EUR/USD:
Yesterday evening, representatives of the Federal Reserve - Goolsbee, Barkin, Mester - reinforced Fed Chair Jerome Powell's message from Wednesday about how early it was to lower rates before June. This appeared convincing after the release of data on increased claims for unemployment benefits. In addition, the minutes from the latest European Central Bank meeting suggested that the central bank is inclined to lower rates before the summer, as arguments in favor of considering a rate cut have strengthened. Market participants are expecting the first ECB rate cut in June, but it wouldn't be a shock if the ECB takes the first step earlier, at the upcoming meeting on April 11. Investor sentiment reflected this yesterday: S&P 500 -1.23%, yields on European short-term government bonds rose.
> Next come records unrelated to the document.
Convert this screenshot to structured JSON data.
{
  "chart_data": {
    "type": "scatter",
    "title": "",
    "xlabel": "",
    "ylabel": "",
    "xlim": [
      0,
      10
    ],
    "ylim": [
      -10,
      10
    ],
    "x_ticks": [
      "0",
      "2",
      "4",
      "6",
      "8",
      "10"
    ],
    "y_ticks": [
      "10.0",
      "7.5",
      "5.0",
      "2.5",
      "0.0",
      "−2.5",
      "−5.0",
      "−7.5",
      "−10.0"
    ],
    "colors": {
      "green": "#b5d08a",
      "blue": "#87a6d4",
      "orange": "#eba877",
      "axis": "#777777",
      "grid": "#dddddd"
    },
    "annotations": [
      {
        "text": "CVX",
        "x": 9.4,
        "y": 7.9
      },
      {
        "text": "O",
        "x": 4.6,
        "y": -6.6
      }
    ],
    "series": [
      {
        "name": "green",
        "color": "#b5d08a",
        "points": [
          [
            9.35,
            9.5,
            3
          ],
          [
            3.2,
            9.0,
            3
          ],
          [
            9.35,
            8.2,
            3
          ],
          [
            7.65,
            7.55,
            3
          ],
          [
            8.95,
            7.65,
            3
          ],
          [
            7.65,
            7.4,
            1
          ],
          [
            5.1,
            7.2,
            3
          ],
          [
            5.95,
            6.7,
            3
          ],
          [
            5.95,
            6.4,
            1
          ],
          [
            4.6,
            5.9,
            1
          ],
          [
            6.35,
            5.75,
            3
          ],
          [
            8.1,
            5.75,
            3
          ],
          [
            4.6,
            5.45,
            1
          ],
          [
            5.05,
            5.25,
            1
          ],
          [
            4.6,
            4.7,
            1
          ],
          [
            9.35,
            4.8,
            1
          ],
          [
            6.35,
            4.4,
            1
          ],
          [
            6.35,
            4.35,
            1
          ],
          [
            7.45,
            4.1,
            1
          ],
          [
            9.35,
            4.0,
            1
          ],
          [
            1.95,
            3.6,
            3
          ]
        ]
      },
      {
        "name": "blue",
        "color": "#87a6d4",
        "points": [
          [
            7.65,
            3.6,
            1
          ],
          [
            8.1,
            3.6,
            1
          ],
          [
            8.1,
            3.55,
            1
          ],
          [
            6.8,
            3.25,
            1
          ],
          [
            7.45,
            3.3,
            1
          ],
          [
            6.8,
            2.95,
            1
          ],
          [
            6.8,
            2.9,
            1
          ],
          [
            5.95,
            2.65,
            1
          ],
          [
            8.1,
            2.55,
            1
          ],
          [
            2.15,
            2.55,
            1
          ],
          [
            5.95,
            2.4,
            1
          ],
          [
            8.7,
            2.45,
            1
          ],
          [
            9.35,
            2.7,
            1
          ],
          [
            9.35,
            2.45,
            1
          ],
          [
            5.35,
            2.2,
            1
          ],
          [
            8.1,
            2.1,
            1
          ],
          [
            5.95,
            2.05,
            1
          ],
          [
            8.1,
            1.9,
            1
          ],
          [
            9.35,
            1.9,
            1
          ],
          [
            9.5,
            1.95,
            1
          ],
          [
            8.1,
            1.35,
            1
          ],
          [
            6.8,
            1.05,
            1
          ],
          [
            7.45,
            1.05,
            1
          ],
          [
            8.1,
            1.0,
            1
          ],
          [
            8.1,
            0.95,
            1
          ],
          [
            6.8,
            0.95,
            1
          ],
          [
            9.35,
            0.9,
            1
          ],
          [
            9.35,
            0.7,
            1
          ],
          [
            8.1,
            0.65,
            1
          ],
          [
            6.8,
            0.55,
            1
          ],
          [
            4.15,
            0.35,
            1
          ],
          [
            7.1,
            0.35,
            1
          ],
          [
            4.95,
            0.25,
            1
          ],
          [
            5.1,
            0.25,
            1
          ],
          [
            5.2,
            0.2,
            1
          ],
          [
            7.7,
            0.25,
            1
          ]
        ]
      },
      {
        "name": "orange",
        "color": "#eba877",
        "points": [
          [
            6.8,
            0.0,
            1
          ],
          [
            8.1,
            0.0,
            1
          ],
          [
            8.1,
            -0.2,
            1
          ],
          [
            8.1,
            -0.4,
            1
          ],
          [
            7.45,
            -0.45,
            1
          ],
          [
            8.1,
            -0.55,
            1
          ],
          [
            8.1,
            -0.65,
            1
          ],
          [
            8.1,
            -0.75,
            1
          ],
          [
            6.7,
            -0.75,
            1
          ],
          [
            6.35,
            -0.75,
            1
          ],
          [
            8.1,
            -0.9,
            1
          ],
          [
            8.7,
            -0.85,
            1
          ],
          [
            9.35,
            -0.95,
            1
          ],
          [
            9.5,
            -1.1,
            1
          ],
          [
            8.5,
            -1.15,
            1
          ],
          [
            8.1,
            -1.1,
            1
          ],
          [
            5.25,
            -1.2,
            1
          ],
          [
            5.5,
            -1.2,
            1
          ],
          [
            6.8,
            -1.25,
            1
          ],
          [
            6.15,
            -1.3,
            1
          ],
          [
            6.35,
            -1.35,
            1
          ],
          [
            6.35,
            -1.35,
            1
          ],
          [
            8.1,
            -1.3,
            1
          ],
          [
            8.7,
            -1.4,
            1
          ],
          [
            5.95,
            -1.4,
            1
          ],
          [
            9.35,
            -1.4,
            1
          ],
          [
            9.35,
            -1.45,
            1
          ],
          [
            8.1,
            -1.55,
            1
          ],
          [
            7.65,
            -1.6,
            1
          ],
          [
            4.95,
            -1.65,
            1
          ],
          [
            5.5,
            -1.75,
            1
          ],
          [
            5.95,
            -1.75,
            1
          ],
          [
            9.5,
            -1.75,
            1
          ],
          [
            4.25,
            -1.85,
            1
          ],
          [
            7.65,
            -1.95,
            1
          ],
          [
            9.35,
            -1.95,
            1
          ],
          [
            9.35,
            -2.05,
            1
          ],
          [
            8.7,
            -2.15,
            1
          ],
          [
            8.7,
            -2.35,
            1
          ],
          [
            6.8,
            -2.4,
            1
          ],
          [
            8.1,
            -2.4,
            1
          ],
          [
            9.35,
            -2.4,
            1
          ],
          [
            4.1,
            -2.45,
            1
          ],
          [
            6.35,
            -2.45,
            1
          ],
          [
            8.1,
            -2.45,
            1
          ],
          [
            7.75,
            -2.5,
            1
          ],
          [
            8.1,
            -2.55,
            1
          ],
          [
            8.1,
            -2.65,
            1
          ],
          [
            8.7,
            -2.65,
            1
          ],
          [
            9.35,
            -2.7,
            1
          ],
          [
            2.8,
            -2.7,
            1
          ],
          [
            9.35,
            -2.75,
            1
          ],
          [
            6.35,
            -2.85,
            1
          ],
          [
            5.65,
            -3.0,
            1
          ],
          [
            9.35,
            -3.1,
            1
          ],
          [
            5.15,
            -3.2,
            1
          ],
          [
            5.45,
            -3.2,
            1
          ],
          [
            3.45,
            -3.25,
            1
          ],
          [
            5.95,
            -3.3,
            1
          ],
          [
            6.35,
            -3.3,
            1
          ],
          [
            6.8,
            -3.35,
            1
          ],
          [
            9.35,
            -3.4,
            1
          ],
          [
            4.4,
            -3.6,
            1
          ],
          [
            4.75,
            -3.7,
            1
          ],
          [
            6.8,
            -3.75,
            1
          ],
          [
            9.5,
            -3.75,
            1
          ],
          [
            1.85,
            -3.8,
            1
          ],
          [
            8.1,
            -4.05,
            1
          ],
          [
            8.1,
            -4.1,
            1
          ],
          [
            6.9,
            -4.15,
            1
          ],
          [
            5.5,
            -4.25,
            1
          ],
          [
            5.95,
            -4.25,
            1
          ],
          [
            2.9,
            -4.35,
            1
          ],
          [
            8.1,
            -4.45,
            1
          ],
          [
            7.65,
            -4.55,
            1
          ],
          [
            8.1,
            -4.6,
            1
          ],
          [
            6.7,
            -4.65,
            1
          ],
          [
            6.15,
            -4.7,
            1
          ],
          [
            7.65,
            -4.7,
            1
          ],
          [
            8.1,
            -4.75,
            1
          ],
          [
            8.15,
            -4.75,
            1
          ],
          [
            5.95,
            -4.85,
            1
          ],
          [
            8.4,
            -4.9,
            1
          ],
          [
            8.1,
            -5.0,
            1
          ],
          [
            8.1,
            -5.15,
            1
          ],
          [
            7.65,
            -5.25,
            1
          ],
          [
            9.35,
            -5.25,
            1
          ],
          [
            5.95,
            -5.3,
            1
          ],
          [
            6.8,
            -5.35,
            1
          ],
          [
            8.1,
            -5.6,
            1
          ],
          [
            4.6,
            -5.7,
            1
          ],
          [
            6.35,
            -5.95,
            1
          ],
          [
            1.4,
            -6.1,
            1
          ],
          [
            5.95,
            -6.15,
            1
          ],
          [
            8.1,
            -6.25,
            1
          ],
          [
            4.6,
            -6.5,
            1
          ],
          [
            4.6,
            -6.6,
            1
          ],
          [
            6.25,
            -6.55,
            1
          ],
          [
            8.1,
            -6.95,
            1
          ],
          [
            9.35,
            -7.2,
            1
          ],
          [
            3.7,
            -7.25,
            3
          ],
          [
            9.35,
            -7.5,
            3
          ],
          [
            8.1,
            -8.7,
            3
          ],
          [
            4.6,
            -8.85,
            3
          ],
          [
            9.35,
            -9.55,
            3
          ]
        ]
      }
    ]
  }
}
The euro closed the day up by 1 pip, although it did increase by 40 pips during the day.
On the daily chart, this rise looks like an unsuccessful attempt to reach the upper shadow of the MACD indicator line. Currently, the price is on the balance indicator line. The Marlin oscillator has not changed over the day, waiting for signals from adjacent markets in the downtrend territory. This technical picture indicates that the price intends to drop below the 1.0796 level.
On the 4-hour chart, the price quickly rose above the MACD line and will now try to return back just as quickly. The descending Marlin oscillator suggests this plan, dropping faster than it rose yesterday. We expect the price to consolidate below 1.0796 according to the main scenario.